Highly HAVs are expected to improve the performance of terrestrial transportations by providing safe and efficient travel experience to drivers and passengers. On-board cognitive management systems are a promising approach towards enhancing the travel experience with HAVs by responding to the complexity of driving environment. The main mission of such systems is to tackle sudden and recurrent changes in the vehicle’s external environment by dynamically reconfiguring the embedded algorithms and features they use. Furthermore, the introduction of non-causal reasoning situations, by incorporating meta-knowledge effects related to a complex driving environment, imposes better adaptation of AV’s behavior in predicting such future states and responding appropriately.

In the light of the above, the present study proposes an on-board cognitive management functionality, namely ‘CLoAS’, which collects data from various sources and applies a hybrid (data-driven and event-driven) algorithmic process for obtaining each time the best available LoA, when a driver desires to have a travel journey with his/her HAV. Compared to other similar functionalities, which have been introduced in the past, the ‘CLoAS’ architecture is: (a) modular, (b) scalable, (c) with modernized components and (d) encompassing a first ever non causal reasoning module compared to today’s other cognitive management approaches with respect to the effective operation of HAVs. In general, the simulation results show that the proposed ‘CLoAS’ functionality can provide proactive and reliable actions, based on previous knowledge for causal reasoning environment features, as well as on meta-knowledge for non-causal reasoning effects.

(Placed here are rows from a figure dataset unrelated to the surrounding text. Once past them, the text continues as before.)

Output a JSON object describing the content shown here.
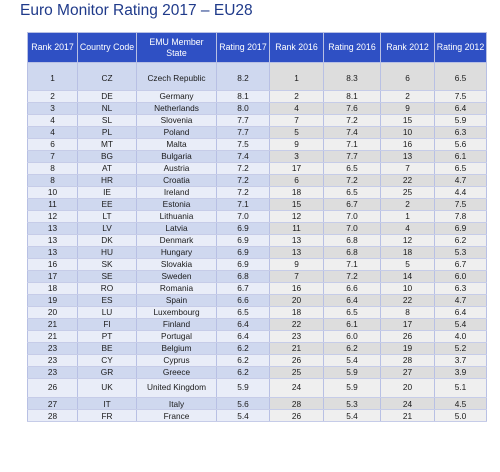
{
  "title": "Euro Monitor Rating 2017 – EU28",
  "columns": [
    "Rank 2017",
    "Country Code",
    "EMU Member State",
    "Rating 2017",
    "Rank 2016",
    "Rating 2016",
    "Rank 2012",
    "Rating 2012"
  ],
  "rows": [
    [
      "1",
      "CZ",
      "Czech Republic",
      "8.2",
      "1",
      "8.3",
      "6",
      "6.5"
    ],
    [
      "2",
      "DE",
      "Germany",
      "8.1",
      "2",
      "8.1",
      "2",
      "7.5"
    ],
    [
      "3",
      "NL",
      "Netherlands",
      "8.0",
      "4",
      "7.6",
      "9",
      "6.4"
    ],
    [
      "4",
      "SL",
      "Slovenia",
      "7.7",
      "7",
      "7.2",
      "15",
      "5.9"
    ],
    [
      "4",
      "PL",
      "Poland",
      "7.7",
      "5",
      "7.4",
      "10",
      "6.3"
    ],
    [
      "6",
      "MT",
      "Malta",
      "7.5",
      "9",
      "7.1",
      "16",
      "5.6"
    ],
    [
      "7",
      "BG",
      "Bulgaria",
      "7.4",
      "3",
      "7.7",
      "13",
      "6.1"
    ],
    [
      "8",
      "AT",
      "Austria",
      "7.2",
      "17",
      "6.5",
      "7",
      "6.5"
    ],
    [
      "8",
      "HR",
      "Croatia",
      "7.2",
      "6",
      "7.2",
      "22",
      "4.7"
    ],
    [
      "10",
      "IE",
      "Ireland",
      "7.2",
      "18",
      "6.5",
      "25",
      "4.4"
    ],
    [
      "11",
      "EE",
      "Estonia",
      "7.1",
      "15",
      "6.7",
      "2",
      "7.5"
    ],
    [
      "12",
      "LT",
      "Lithuania",
      "7.0",
      "12",
      "7.0",
      "1",
      "7.8"
    ],
    [
      "13",
      "LV",
      "Latvia",
      "6.9",
      "11",
      "7.0",
      "4",
      "6.9"
    ],
    [
      "13",
      "DK",
      "Denmark",
      "6.9",
      "13",
      "6.8",
      "12",
      "6.2"
    ],
    [
      "13",
      "HU",
      "Hungary",
      "6.9",
      "13",
      "6.8",
      "18",
      "5.3"
    ],
    [
      "16",
      "SK",
      "Slovakia",
      "6.9",
      "9",
      "7.1",
      "5",
      "6.7"
    ],
    [
      "17",
      "SE",
      "Sweden",
      "6.8",
      "7",
      "7.2",
      "14",
      "6.0"
    ],
    [
      "18",
      "RO",
      "Romania",
      "6.7",
      "16",
      "6.6",
      "10",
      "6.3"
    ],
    [
      "19",
      "ES",
      "Spain",
      "6.6",
      "20",
      "6.4",
      "22",
      "4.7"
    ],
    [
      "20",
      "LU",
      "Luxembourg",
      "6.5",
      "18",
      "6.5",
      "8",
      "6.4"
    ],
    [
      "21",
      "FI",
      "Finland",
      "6.4",
      "22",
      "6.1",
      "17",
      "5.4"
    ],
    [
      "21",
      "PT",
      "Portugal",
      "6.4",
      "23",
      "6.0",
      "26",
      "4.0"
    ],
    [
      "23",
      "BE",
      "Belgium",
      "6.2",
      "21",
      "6.2",
      "19",
      "5.2"
    ],
    [
      "23",
      "CY",
      "Cyprus",
      "6.2",
      "26",
      "5.4",
      "28",
      "3.7"
    ],
    [
      "23",
      "GR",
      "Greece",
      "6.2",
      "25",
      "5.9",
      "27",
      "3.9"
    ],
    [
      "26",
      "UK",
      "United Kingdom",
      "5.9",
      "24",
      "5.9",
      "20",
      "5.1"
    ],
    [
      "27",
      "IT",
      "Italy",
      "5.6",
      "28",
      "5.3",
      "24",
      "4.5"
    ],
    [
      "28",
      "FR",
      "France",
      "5.4",
      "26",
      "5.4",
      "21",
      "5.0"
    ]
  ]
}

The present study has some notable limitations. First of all, there are specific driver’s personal preferences and certain environment characteristics within the driving scene, where the functionality’ response has been tested, and therefore, the generalization of the results is hindered. In addition, the overall decision-making analysis, which helps ‘CLoAS’ gradually obtain knowledge, is based on the NB classifier supervised machine learning method, where the input variables (ROT, ROC, VCL, DPL, DPR, VEI), which cause the random variable LoA, are assumed to be statistically independent. In this respect, the followed knowledge-based learning process maintains a certain level of simplicity in proactively identifying the optimal LoA, in terms of accuracy and speed of convergence. Moreover, the weight values of all the input parameters (ROT, ROC, VCL, DPL, DPR, VEI, NCS) were taken randomly without relying on any assumptions or/and any other evidences.

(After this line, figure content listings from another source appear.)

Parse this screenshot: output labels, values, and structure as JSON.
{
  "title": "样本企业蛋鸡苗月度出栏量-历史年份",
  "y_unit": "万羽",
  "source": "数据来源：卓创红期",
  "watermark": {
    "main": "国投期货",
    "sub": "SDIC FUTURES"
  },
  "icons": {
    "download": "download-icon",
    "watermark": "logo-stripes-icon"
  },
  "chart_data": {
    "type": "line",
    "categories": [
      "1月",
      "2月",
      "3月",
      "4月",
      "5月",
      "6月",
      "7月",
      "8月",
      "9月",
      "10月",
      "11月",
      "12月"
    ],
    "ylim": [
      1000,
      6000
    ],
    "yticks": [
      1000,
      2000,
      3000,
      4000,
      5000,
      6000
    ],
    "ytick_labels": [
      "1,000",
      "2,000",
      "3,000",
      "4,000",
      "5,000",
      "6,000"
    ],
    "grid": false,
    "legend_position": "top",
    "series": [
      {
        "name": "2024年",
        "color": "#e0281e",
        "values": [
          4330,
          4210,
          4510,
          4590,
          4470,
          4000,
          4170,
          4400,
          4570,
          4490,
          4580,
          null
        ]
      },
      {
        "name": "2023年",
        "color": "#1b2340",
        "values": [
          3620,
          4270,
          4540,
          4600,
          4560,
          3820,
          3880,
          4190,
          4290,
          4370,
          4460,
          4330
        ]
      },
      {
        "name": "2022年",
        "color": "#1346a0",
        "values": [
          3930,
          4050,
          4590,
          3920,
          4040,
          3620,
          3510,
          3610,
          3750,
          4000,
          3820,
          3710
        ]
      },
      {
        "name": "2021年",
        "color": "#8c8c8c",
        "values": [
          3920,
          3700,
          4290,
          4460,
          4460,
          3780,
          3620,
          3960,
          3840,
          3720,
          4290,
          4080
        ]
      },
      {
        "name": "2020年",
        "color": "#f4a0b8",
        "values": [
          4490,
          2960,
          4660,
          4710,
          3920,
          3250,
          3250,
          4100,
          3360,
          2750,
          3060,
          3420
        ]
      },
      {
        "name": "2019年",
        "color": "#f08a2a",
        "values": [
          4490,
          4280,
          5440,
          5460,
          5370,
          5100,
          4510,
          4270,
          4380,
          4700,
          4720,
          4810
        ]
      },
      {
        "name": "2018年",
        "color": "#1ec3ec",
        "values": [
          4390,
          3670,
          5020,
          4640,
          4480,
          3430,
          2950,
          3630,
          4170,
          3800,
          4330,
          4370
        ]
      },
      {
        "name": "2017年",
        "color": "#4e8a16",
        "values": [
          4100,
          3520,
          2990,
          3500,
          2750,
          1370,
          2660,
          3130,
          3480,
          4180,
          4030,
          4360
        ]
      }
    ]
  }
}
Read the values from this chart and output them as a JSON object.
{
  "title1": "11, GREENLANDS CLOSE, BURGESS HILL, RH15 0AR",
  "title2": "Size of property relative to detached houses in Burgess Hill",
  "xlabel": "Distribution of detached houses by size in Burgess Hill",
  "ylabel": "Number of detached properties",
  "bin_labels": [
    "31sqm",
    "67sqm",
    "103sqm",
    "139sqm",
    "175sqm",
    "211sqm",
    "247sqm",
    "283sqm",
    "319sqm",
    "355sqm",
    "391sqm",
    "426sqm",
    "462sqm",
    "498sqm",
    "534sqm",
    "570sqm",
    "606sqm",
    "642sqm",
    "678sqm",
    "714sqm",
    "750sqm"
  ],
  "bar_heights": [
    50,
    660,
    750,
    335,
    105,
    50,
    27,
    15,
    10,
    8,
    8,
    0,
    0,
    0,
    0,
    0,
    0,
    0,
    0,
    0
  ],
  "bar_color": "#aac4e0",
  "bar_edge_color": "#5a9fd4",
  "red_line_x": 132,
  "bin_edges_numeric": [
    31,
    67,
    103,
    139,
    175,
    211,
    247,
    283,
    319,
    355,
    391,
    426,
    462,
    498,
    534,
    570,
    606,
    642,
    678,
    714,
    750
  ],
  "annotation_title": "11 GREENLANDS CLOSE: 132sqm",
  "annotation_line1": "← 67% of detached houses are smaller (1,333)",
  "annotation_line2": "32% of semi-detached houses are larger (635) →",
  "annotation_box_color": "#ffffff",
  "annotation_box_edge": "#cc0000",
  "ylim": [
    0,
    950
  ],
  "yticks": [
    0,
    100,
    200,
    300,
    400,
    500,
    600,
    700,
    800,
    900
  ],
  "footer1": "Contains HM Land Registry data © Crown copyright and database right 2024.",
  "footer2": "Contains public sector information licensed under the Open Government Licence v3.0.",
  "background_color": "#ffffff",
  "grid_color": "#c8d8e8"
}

Last, the present analysis could be extended to a series of work areas. On this basis, the potential to change dynamically and automatically the importance (weight values) attributed to the input parameters, and then testing the functionality’s response, could also be investigated. Additionally, further supervised machine learning techniques could be applied to the decision making analysis of the proposed ‘CLoAS’ in obtaining the appropriate decisions. Furthermore, due to the fact that ‘CLoAS’ functionality involves high-level shared control and interaction of vehicle intelligence with the human driver, real-field tests and simulations should be implemented to showcase the efficacy of the developed approach. Moreover, what could be also investigated, is the potential to run additional driving scenarios and simulations (e.g., no equal volume of information exists for the available levels of autonomy) to further enhance the validity of correctness/accuracy of the developed approach, helping a lot to obtain even more encouraging results. In addition, what could also be part of our future research activities, is how the proposed ‘CLoAS’ functionality can be integrated into a seamless autonomous driving intelligence by interacting with perception/computer vision systems.